Regarding "Camino Royale," Steve's rationale for putting this on the collection is a little silly (it has no Genesis connection except for its genesis in a dream where Steve heard Genesis singing the chorus), but it's better than the original studio version, so I don't mind it. The main improvement is in Steve's singing, which sounded very unconvincing when singing the chorus originally but now sounds smooth and in control, and the jazzy instrumental break is fun too. The Time Lapse version is the definitive version to me, but I like this one a lot.

Regarding the closing "Shadow of the Hierophant," I really like the choice to make this the closer. It's done very much the same as in the original, and the only major difference is that there's a bit of sax in the extended coda, but the steamroller effect of the coda is still in full force, and I'd rate this as the equal of the great original.

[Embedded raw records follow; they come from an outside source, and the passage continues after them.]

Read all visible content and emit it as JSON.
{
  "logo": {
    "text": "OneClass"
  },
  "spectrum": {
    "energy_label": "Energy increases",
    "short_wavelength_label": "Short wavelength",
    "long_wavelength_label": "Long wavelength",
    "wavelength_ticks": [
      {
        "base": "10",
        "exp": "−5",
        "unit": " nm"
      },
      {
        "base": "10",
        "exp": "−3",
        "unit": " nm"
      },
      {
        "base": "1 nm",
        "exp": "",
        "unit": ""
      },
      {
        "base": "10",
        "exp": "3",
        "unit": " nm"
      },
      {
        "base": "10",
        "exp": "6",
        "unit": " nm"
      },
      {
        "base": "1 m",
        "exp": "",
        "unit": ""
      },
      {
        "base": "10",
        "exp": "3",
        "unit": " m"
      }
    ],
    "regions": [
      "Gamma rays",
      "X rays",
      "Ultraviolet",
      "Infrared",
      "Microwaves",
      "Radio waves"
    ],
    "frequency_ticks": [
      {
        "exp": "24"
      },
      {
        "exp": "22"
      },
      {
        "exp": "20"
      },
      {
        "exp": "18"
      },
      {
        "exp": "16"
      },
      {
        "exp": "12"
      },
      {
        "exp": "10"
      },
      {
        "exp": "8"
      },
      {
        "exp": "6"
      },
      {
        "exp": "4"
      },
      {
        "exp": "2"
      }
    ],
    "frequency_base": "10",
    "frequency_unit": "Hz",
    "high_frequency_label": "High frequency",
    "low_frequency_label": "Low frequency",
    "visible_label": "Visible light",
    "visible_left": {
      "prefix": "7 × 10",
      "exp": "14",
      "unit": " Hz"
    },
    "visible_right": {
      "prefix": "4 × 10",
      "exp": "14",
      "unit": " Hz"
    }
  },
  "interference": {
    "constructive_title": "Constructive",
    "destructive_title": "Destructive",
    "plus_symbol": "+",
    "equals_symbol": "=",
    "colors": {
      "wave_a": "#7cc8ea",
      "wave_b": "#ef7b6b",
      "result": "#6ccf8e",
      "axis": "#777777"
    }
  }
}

Now, I didn't mention everything, and not everything I didn't mention is super, and even with all of the nice things I've said about these tracks and all of the definitive versions, the amount of creativity that went into the various tweaks and new features is ultimately dwarfed by the creativity that went into creating the originals. For my inner prog fan, though, being able to rediscover so many old favorites through this album is pure joy, and a high rating must necessarily follow. Any fan of 70s Genesis should buy this, and if the few solo tracks bring you into the world of solo Hackett, so much the better.